Active Learning Exercise

To solidify your understanding of building and tuning robust modeling pipelines, we recommend you try the following tasks. These exercises are designed to give you hands-on practice with the iterative and exploratory nature of data science.

  1. Incorporate Categorical Features: Our model only used numerical features.

    • Task: Add the zipcode feature to your feature set X. Since zipcode is a categorical variable, you will need to add a preprocessing step for it in your pipeline. Use the OneHotEncoder or TargetEncoder from scikit-learn to handle this. You will need to use ColumnTransformer to apply different preprocessing steps (scaling for numerical, one-hot encoding for categorical) to different columns.
    • Analysis: Does adding this location data improve your model's final performance?
  2. Experiment with a Different Model: We demonstrated how to swap a DecisionTreeRegressor for an XGBRegressor.

    • Task: Build and tune a new pipeline using a KNeighborsRegressor. Research its key hyperparameters (like n_neighbors) and create a new parameter grid for GridSearchCV.
    • Analysis: How does the performance and training time of the K-Nearest Neighbors model compare to the Decision Tree and XGBoost models?
  3. Optimize for a Different Metric: We used Mean Absolute Error as our scoring metric.

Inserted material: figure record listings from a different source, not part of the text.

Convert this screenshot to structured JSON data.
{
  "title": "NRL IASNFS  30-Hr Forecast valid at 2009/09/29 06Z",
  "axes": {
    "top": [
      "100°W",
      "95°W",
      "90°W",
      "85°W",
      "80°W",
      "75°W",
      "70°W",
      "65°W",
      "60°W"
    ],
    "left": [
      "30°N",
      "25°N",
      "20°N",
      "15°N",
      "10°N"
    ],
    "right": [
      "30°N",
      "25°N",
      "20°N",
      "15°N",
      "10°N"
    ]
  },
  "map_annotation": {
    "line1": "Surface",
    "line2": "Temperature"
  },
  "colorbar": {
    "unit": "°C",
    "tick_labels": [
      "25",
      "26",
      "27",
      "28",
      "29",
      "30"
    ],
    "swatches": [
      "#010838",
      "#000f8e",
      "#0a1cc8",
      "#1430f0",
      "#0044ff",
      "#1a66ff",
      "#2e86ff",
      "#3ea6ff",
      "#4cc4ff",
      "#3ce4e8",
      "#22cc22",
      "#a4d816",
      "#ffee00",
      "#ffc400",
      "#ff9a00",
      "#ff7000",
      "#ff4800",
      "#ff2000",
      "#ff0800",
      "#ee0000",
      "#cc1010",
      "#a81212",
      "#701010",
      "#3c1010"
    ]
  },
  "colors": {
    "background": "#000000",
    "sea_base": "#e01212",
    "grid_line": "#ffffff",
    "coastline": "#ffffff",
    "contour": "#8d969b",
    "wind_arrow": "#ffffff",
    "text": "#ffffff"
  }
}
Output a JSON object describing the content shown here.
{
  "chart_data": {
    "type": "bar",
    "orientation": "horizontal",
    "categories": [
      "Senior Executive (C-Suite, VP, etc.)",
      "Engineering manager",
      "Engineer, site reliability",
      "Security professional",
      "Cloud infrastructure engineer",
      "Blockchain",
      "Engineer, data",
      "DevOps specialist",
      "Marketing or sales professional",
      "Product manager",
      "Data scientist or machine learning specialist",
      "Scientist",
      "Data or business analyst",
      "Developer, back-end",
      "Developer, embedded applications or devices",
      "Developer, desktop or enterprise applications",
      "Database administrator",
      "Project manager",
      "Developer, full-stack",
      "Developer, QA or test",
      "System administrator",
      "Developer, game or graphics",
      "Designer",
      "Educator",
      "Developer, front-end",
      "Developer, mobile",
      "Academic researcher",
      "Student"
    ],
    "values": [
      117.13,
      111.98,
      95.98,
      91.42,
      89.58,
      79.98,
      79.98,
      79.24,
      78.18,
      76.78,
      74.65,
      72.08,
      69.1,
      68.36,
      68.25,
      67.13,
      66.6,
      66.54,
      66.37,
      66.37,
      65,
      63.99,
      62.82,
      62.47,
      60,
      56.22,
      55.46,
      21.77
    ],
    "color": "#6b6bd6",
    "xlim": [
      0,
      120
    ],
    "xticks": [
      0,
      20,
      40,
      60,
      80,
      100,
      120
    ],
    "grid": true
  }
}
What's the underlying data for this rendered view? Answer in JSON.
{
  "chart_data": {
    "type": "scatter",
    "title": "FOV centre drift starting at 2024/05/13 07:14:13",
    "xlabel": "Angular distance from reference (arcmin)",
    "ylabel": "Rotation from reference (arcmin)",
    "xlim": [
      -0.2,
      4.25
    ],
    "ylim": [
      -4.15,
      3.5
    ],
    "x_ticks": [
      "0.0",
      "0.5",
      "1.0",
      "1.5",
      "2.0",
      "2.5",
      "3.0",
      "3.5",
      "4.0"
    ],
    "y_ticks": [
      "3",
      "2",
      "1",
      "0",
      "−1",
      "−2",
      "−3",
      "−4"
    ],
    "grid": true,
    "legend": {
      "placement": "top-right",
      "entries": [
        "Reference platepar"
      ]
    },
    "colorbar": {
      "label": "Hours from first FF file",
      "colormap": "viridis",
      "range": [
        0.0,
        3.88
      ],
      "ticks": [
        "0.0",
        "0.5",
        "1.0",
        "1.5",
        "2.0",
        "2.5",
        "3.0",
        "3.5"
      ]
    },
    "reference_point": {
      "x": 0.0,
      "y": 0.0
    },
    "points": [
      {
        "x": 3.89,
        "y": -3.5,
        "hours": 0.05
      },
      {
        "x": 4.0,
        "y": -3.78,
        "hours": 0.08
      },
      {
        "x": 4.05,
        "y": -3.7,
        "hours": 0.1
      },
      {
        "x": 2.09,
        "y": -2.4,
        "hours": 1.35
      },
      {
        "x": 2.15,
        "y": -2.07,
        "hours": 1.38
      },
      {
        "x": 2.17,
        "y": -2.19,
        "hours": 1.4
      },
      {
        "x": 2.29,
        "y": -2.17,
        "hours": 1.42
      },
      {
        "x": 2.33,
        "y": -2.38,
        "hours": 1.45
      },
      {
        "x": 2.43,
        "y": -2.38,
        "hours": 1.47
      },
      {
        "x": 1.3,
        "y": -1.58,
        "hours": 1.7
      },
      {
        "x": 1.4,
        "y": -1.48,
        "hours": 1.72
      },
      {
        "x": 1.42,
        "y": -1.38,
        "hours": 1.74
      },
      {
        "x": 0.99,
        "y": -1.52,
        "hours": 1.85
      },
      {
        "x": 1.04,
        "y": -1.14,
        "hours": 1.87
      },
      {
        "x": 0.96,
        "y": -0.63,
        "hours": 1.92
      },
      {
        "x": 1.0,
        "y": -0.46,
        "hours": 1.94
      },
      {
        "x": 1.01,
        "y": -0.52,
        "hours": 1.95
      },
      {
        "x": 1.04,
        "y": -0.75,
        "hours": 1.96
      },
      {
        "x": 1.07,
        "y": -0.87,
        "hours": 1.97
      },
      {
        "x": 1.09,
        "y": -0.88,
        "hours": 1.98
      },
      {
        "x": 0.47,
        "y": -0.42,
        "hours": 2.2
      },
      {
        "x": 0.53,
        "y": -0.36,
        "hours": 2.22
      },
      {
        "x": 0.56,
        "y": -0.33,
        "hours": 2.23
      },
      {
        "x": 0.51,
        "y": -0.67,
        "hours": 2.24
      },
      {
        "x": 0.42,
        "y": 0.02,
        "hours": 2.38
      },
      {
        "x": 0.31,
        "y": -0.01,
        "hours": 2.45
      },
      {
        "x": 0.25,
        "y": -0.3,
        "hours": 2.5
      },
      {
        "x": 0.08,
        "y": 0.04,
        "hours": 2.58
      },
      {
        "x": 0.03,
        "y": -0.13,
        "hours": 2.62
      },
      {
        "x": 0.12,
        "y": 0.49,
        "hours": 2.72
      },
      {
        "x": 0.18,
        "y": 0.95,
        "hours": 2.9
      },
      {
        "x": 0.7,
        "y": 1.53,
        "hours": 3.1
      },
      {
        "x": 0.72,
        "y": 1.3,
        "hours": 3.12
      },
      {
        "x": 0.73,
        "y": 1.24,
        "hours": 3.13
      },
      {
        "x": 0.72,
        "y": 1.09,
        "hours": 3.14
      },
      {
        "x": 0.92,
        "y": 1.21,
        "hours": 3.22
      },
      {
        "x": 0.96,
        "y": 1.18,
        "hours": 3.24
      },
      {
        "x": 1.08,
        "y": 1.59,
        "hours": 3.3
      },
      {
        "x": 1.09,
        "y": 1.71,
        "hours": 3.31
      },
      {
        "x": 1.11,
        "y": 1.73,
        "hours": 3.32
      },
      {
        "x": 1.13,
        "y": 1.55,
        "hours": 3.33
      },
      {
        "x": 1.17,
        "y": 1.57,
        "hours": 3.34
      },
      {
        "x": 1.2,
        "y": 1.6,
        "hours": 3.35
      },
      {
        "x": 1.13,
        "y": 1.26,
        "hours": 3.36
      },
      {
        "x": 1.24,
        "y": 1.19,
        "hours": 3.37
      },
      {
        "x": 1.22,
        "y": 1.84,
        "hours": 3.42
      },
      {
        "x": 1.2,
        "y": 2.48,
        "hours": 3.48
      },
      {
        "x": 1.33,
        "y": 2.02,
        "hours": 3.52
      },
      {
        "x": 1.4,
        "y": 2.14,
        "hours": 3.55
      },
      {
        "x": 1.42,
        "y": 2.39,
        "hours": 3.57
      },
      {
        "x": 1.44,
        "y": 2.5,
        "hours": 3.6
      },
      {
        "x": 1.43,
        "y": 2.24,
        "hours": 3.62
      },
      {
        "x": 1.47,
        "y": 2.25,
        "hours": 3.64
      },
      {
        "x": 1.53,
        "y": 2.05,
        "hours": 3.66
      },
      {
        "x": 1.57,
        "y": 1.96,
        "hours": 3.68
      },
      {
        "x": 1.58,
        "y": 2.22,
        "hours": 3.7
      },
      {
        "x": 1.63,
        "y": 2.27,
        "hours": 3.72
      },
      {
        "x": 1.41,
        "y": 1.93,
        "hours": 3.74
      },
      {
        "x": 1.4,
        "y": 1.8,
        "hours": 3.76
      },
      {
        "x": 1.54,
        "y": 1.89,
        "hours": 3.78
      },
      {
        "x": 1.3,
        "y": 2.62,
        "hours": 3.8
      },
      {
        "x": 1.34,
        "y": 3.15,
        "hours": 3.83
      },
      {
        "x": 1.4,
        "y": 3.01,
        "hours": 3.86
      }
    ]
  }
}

    • Task: Re-run one of your GridSearchCV experiments, but this time set scoring='neg_root_mean_squared_error'.
    • Analysis: Does optimizing for RMSE result in a different set of best hyperparameters? Why might a business choose to optimize for RMSE over MAE? (Hint: How does RMSE penalize large errors?)

Lesson Summary

In this lesson, you have significantly upgraded your modeling capabilities, moving from a manual, analytical workflow to a robust, automated process ready for real-world application.

You learned that a Pipeline is the professional standard for encapsulating preprocessing and modeling steps, ensuring consistency and preventing critical errors like data leakage. We replaced the unreliable, single train-test split with k-fold cross-validation to build confidence in our model's performance. You saw how to systematically optimize hyperparameters using GridSearchCV, and witnessed the power of ensemble models like XGBoost to improve predictive accuracy.

Most importantly, you now have a reusable framework for building, evaluating, and tuning models in a systematic and reproducible way—a core competency for any data science practitioner.